Natürlich nicht, aber darauf werde nicht ich Ihnen eine Antwort geben, sondern die Psalmen. In den Psalmen LXXVIII-35-38 heisst es: «Und dachten daran, dass G'tt ihr Hort ist und G'tt, der Höchste, ihr Erlöser. Doch betrogen sie ihn mit ihrem Munde und belogen ihn mit ihrer Zunge. Ihr Herz hing nicht fest an ihm, und sie hielten nicht treu an seinem Bunde. Er aber war barmherzig und vergab die Schuld und vertilgte sie nicht und wandte oft seinen Zorn ab und liess nicht seinen ganzen Grimm an ihnen aus.». G'tt lässt sich nicht täuschen, doch man muss sich im Klaren sein, dass für Ihn nur die Tatsache zählt, dass wir unsere Fehler zugeben, sie bedauern und echte Reue zeigen, und dies geschieht nur, wenn die Worte das ausdrücken, was das Herz fühlt. G'tt weiss sehr wohl, dass wir unsere schlechten Seiten haben und dass der Mensch Schwächen hat, aber wenn jemand seine Fehler eingesteht und sich darum bemüht, sie nicht mehr zu begehen, erbarmt sich G'tt seiner und verzeiht ihm grosszügig. Diese Haltung hat eine doppelte Wirkung, denn der Mensch, der bereut, sieht seine Fehler ein und sagt sich, dass er eigentlich eine Strafe verdient hätte. Und nun verzeiht G'tt ihm nicht nur, sondern zeigt sich auch noch grosszügig mit ihm (Gesundheit, Arbeit, Familie, Glück usw.), so dass sich dieser Mensch letztendlich sagt: «Ich habe all diese Wohltaten, die mir widerfahren, gar nicht verdient, G'tt ist gut zu mir, deshalb werde ich mich dafür revanchieren und alles tun, um mich untadelig zu verhalten.»

Sie haben vom Bedauern und von der echten Reue gesprochen, der «Teschuwah». Es ist natürlich unmöglich, den Grundgedanken und die ganze Tragweite dieser Haltung in wenigen Worten darzulegen, doch könnten Sie uns trotzdem angeben, ob es ein «Rezept» gibt, damit diese Reue leichter fällt?

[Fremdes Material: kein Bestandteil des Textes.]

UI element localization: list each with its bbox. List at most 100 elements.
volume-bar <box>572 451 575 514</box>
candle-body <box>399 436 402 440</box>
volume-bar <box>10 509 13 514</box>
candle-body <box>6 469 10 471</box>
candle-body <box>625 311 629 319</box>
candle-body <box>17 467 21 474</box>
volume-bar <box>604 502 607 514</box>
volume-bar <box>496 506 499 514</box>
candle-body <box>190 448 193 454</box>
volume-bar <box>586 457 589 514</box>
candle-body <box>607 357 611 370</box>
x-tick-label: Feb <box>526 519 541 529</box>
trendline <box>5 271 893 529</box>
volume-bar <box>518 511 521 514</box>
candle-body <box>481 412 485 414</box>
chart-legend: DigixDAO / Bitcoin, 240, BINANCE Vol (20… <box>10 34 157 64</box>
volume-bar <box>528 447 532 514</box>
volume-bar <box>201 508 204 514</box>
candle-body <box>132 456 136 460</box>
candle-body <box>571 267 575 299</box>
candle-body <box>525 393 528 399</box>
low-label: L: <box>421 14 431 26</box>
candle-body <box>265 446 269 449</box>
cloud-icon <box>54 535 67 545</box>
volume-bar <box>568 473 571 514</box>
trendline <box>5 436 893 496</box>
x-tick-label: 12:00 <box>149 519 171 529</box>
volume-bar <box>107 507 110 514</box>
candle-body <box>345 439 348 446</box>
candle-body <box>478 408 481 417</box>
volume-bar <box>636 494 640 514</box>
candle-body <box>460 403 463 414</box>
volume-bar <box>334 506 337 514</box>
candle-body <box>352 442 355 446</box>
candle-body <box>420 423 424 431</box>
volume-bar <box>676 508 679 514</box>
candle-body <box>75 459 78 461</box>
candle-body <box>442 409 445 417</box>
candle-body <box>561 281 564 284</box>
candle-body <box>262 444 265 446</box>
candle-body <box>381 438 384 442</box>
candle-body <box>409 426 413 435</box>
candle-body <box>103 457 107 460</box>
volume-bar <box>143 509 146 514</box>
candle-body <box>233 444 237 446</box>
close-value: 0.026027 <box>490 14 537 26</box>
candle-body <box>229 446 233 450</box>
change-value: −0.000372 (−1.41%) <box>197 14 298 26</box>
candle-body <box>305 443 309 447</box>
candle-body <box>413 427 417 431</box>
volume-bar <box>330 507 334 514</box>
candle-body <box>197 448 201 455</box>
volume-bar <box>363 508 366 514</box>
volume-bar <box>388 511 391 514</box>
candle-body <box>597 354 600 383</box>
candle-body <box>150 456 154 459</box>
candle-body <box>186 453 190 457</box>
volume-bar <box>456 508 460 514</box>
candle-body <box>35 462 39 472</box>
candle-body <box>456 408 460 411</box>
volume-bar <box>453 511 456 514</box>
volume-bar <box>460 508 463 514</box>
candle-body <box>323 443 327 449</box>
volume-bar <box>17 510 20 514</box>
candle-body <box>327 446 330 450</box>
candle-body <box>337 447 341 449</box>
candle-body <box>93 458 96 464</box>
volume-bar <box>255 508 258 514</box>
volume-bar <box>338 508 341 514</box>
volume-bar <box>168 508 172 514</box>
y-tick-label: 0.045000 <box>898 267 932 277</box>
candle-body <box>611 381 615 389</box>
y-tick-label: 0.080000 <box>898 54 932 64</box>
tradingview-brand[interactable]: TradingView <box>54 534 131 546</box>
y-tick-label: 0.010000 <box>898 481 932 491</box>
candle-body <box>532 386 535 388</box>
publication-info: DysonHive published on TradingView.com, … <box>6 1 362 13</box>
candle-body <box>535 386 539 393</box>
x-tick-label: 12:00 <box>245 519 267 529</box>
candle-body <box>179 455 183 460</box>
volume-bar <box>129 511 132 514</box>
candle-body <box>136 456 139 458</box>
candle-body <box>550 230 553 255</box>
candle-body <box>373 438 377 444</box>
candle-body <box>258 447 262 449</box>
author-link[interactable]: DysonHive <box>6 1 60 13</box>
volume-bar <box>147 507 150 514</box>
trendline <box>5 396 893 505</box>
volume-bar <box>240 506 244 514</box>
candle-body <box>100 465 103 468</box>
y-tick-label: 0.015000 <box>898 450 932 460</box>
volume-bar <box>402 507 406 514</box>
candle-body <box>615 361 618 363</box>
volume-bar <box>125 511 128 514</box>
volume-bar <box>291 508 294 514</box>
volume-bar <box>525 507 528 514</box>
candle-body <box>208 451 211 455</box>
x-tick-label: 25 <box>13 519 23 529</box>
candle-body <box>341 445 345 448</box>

Man muss sich im Klaren sein, dass die Tatsache Teschuwah zu leisten und so innig zu bereuen, dass man letztendlich sein ganzes Leben umkrempelt, ein extrem schwieriger Vorgang ist, der einen sehr starken Willen, viel Kraft und Anstrengung voraussetzt und keinesfalls auf die Schnelle erledigt werden kann. Das «Rezept» besteht aus einem allmählichen Erziehungsprozess. Man muss damit anfangen, die Torah zu lesen, die Grundlagen zu lernen, dann langsam damit beginnen, das Judentum zu leben. Doch man muss sich bewusst sein, dass G'tt jemandem, der fest zur Teschuwah entschlossen ist, helfen wird. Meine Worte können durch das Beispiel eines Menschen veranschaulicht werden, der in einen Ziehbrunnen fällt und nach Hilfe schreit, weil er wieder nach oben kommen möchte. Gibt man ihm eine Leiter, fällt ihm der Aufstieg leicht. Erhält dieser Mensch anstelle der Leiter aber nur Wolle, mit der er zunächst Fasern herstellen muss, um daraus ein Seil zu drehen und erst dann an diesem Seil ans Licht zurück klettern kann, dann fällt das Erwachen schwer. Dies ist der lange, steinige und harte Weg der Teschuwah. Der Talmud sagt uns überdies, dass im Himmel derjenige besonders belohnt wird, der sein Leben vollkommen verändern konnte, der auf oberflächliche Freuden verzichtet hat und es sich nicht mehr leicht macht und nun nach den jüdischen Gesetzen über Ernährung und Moral lebt, mit allen damit verbundenen Einschränkungen. Hier möchte ich einen eindrücklichen, aber auch simplen Satz zitieren: «An dem Ort, an dem sich diejenigen aufhalten, die eine echte Teschuwah hinter sich haben, gibt es keinen Raum für die wirklich Gerechten.» Es ist natürlich nicht möglich hin- und herzuwechseln wie ein Jojo und an einem Tag Reue zu zeigen, am nächsten wieder der Leichtigkeit des Seins zu frönen. Derjenige, der sich auf dieses Spielchen einlässt, wird nie die Kraft oder die Energie finden, dir für die Durchführung einer echten Teschuwah unerlässlich sind.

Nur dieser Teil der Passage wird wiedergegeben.